FI - R21 Fixed Income Active Management: Credit Strategies Flashcards
Credit Risk
The risk of loss caused by a counterparty’s or debtor’s failure to make a promised payment.
1) Default risk
2) Loss severity (LGD)
Credit Risk - Default risk
The probability that a borrower defaults or fails to meet its obligation to make full and timely payments of principal and interest, according to the terms of the debt security
Credit Risk - LGD
The amount of loss if a default occurs
Credit loss rate
It represents the percentage of par value lost to default for a group of bonds. The credit loss rate is equal to the bond’s default rate multiplied by the loss severity.
Because loss severity <=100%, the credit loss rate is <= the default rate.
Spread Duration
It measures the sensitivity of a portfolio to changes in credit spreads.
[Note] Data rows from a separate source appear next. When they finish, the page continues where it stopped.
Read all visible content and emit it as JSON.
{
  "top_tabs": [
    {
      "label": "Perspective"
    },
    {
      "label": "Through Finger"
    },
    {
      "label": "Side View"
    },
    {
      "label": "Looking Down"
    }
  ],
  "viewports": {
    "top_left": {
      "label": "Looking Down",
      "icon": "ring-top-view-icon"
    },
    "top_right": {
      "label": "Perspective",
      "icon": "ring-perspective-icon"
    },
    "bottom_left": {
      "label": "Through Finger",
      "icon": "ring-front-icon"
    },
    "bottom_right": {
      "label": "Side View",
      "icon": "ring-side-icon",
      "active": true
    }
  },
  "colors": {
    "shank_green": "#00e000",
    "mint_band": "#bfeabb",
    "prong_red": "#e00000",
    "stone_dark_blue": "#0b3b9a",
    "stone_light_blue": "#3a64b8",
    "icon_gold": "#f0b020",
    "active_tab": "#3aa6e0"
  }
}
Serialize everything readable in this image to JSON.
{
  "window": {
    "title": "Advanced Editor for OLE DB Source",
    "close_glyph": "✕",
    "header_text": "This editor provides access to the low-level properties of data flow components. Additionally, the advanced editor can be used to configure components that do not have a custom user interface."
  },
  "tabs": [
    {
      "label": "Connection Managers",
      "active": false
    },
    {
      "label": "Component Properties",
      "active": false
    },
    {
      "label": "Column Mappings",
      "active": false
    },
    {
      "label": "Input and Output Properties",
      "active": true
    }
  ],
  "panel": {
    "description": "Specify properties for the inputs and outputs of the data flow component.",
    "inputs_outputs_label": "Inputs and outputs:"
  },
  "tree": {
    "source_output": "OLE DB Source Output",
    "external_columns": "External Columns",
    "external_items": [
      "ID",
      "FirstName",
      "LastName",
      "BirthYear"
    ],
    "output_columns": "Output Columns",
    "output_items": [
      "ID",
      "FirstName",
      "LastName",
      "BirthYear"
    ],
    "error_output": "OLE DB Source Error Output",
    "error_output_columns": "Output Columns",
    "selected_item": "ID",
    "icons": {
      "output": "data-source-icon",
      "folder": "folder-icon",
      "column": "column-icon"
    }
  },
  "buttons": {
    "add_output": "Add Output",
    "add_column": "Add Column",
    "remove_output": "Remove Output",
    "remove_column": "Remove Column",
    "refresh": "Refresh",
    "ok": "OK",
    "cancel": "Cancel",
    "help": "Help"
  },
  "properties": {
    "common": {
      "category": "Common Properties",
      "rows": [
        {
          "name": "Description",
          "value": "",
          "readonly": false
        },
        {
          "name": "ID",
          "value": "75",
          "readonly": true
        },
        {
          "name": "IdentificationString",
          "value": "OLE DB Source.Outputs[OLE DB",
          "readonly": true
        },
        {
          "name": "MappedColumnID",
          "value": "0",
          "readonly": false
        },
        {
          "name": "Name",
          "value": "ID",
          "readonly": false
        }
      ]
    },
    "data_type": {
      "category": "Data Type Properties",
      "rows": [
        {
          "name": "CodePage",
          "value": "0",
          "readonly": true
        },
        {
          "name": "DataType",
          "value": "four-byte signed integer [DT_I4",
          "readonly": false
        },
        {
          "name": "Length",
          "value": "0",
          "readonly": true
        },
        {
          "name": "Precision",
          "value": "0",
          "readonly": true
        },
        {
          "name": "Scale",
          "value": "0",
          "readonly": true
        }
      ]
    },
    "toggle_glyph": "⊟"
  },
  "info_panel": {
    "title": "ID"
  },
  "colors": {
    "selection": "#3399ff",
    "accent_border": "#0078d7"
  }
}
Important for IG Corp Bond.
Empirical Duration
a measure of IR sensitivity that is determined from market data.
Benchmark speard
To substract the yield on a security with little or no credit risk (benchmark bond) from the yield on a credit security with a similar duration.
The problem with benchmark spread is the potential maturity mismatch between the credit security and the benchmark bond.
G spread
the benchmark bond is government bond.
key advantage of the G spread - it is easy to calculate and understand, and different investors usually calculate it the same way.
Zero Spread
the yield spread that must be added to each point of the implied spot yield curve to make the PV of the bond’s cash flows equal its current market price
OAS
It is the constant spread that when added to all the one period forward rates on the interest rate tree, makes the arbitrage free value of the bond equal to its market price.
Excess return
The return of a bond after interest rate risk has been hedged
Spread curve
It is the fitted curve of credit spreads for each bond of an issuer plotted against either the maturity or duration of each of those bonds.
Tail Risk
There are more actual events in the tail of a probability distribution than probability models would predict.
Structured Products
They are securities that are supported (backed) by collateral or pools of assets, and in turn repackage risks.
Covered Bond
It is a debt obligation issued by a financial institutional, usually a bank, and backed by a segregated pool of assets called a “covered pool”)
In the event of default, bond holders have resource against both the financial institutional and the assets in the covered pool.
Because of this dual protection for creditors, covered bonds usually carry lower credit risks and offer lower yields than otherwise similar corporate bonds or ABS.